PA: Seatbelt checkpoints are governed by the same standards as DUI checkpoints

Seatbelt checkpoints are governed by the same standards as DUI checkpoints. Commonwealth v. Garibay, 2014 PA Super 272, 2014 Pa. Super. LEXIS 4548 (December 9, 2014):

Like DUI checkpoints, checkpoints established to inspect vehicle safety and seatbelt usage are lawful in Pennsylvania, provided that the checkpoint complies with the procedural requirements outlined by the Tarbert/Blouse guidelines. In re J.A.K., 2006 PA Super 256, 908 A.2d 322, 325-26 (Pa.Super.2006). In In re J.A.K., a seatbelt safety checkpoint case, this Court specifically stated:

[W]e are convinced, by the plain language of 75 Pa.

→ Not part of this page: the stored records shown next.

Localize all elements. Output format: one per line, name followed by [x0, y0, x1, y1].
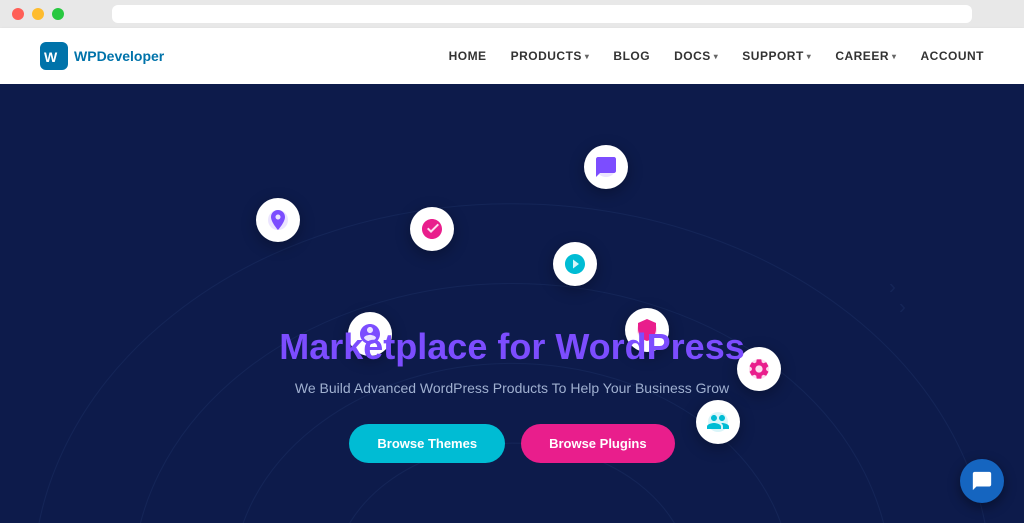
hero-subtitle: We Build Advanced WordPress Products To …	[279, 380, 745, 396]
hero-section: › ›	[0, 84, 1024, 523]
navbar: W WPDeveloper HOME PRODUCTS▾ BLOG DOCS▾ …	[0, 28, 1024, 84]
chat-icon	[971, 470, 993, 492]
nav-item-account[interactable]: ACCOUNT	[921, 49, 985, 63]
float-icon-1	[410, 207, 454, 251]
chevron-down-icon: ▾	[585, 52, 590, 61]
nav-item-blog[interactable]: BLOG	[613, 49, 650, 63]
hero-title-highlight: WordPress	[555, 326, 744, 367]
chevron-down-icon: ▾	[892, 52, 897, 61]
float-icon-3	[553, 242, 597, 286]
nav-menu: HOME PRODUCTS▾ BLOG DOCS▾ SUPPORT▾ CAREE…	[449, 49, 984, 63]
nav-link-products[interactable]: PRODUCTS▾	[511, 49, 590, 63]
logo-icon: W	[40, 42, 68, 70]
hero-title-plain: Marketplace for	[279, 326, 555, 367]
chevron-down-icon: ▾	[807, 52, 812, 61]
nav-link-home[interactable]: HOME	[449, 49, 487, 63]
minimize-button[interactable]	[32, 8, 44, 20]
maximize-button[interactable]	[52, 8, 64, 20]
nav-link-career[interactable]: CAREER▾	[835, 49, 896, 63]
logo-text: WPDeveloper	[74, 48, 164, 64]
hero-title: Marketplace for WordPress	[279, 326, 745, 368]
browse-plugins-button[interactable]: Browse Plugins	[521, 424, 675, 463]
chat-button[interactable]	[960, 459, 1004, 503]
nav-item-products[interactable]: PRODUCTS▾	[511, 49, 590, 63]
float-icon-4	[256, 198, 300, 242]
nav-item-support[interactable]: SUPPORT▾	[742, 49, 811, 63]
nav-item-home[interactable]: HOME	[449, 49, 487, 63]
hero-buttons: Browse Themes Browse Plugins	[279, 424, 745, 463]
chevron-down-icon: ▾	[714, 52, 719, 61]
hero-content: Marketplace for WordPress We Build Advan…	[279, 326, 745, 463]
nav-item-docs[interactable]: DOCS▾	[674, 49, 718, 63]
nav-link-account[interactable]: ACCOUNT	[921, 49, 985, 63]
window-chrome	[0, 0, 1024, 28]
nav-link-docs[interactable]: DOCS▾	[674, 49, 718, 63]
address-bar[interactable]	[112, 5, 972, 23]
nav-link-support[interactable]: SUPPORT▾	[742, 49, 811, 63]
logo[interactable]: W WPDeveloper	[40, 42, 164, 70]
browse-themes-button[interactable]: Browse Themes	[349, 424, 505, 463]
close-button[interactable]	[12, 8, 24, 20]
nav-item-career[interactable]: CAREER▾	[835, 49, 896, 63]
nav-link-blog[interactable]: BLOG	[613, 49, 650, 63]
svg-text:W: W	[44, 49, 58, 65]
float-icon-2	[584, 145, 628, 189]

Cons.Stat.Ann. § 6308(b), that so long as a “systematic program of checking vehicles or drivers” is followed, then an investigative roadblock may be conducted to enforce any provisions of the Motor Vehicle Code. Indeed, the plain language of 75 Pa. Cons.Stat.Ann. § 6308(b) clearly does not limit the situations under which such a roadblock may be conducted, other than to specify that such a stop must be “necessary to enforce the provisions of [the Motor Vehicle Code].” Therefore, we find that while 75 Pa. Cons.Stat.Ann. § 4581(a)(2) may prohibit a police officer from making routine traffic stops for a seatbelt violation, nothing in that provision prohibits an investigative roadblock that checks for general motor vehicle safety compliance, provided that a proper systematic program is implemented. Such roadblocks afford minimal personal interference, while furthering an important highway safety interest.

In re J.A.K., 908 A.2d at 325-26 (internal citation omitted) (emphasis supplied).

Regarding the evidence the Commonwealth must put forth at a suppression hearing to justify the selection of a DUI checkpoint, this Court has explained that “[t]o ensure that the intrusion upon the travelling public remains minimal, we cannot accept [] general testimony elicited at [a suppression] hearing as proof of ‘substantial compliance’ with the [Tarbert/Blouse guidelines].” Blee, 695 A.2d at 806. Rather, “[a]t the very least, the Commonwealth [must] present information sufficient to specify the number of DUI-related arrests and/or accidents [at] … the specific location of the sobriety checkpoint.” Id. If the Commonwealth fails to introduce evidence concerning the number of DUI-related arrests and/or accidents in explaining the choice of a checkpoint’s location, then the checkpoint will be deemed unconstitutional. Compare Blee, supra (checkpoint unconstitutional where testimony at suppression hearing related to DUI arrests and DUI-related accidents county-wide and in certain municipalities rather than at the specific location of the sobriety checkpoint) and Commonwealth v. Trivitt, 437 Pa. Super. 432, 650 A.2d 104 (Pa.Super.1994) (same) with Commonwealth v. Ziegelmeir, 454 Pa. Super. 330, 685 A.2d 559 (Pa.Super.1996) (roadblock constitutional where testimony established the number of DUI-related accidents and arrests in the particular area of the checkpoint), Commonwealth v. Myrtetus, 397 Pa. Super. 299, 580 A.2d 42 (Pa.Super.1990) (same), and Yastrop, supra (sobriety checkpoint constitutional where officer who set up checkpoint testified that he reviewed PennDOT records and information that led him to conclude the checkpoint location was a route likely to be travelled by intoxicated drivers). The Commonwealth must fulfill these same specified procedural requirements for both DUI and non-DUI checkpoints. See In re J.A.K., supra.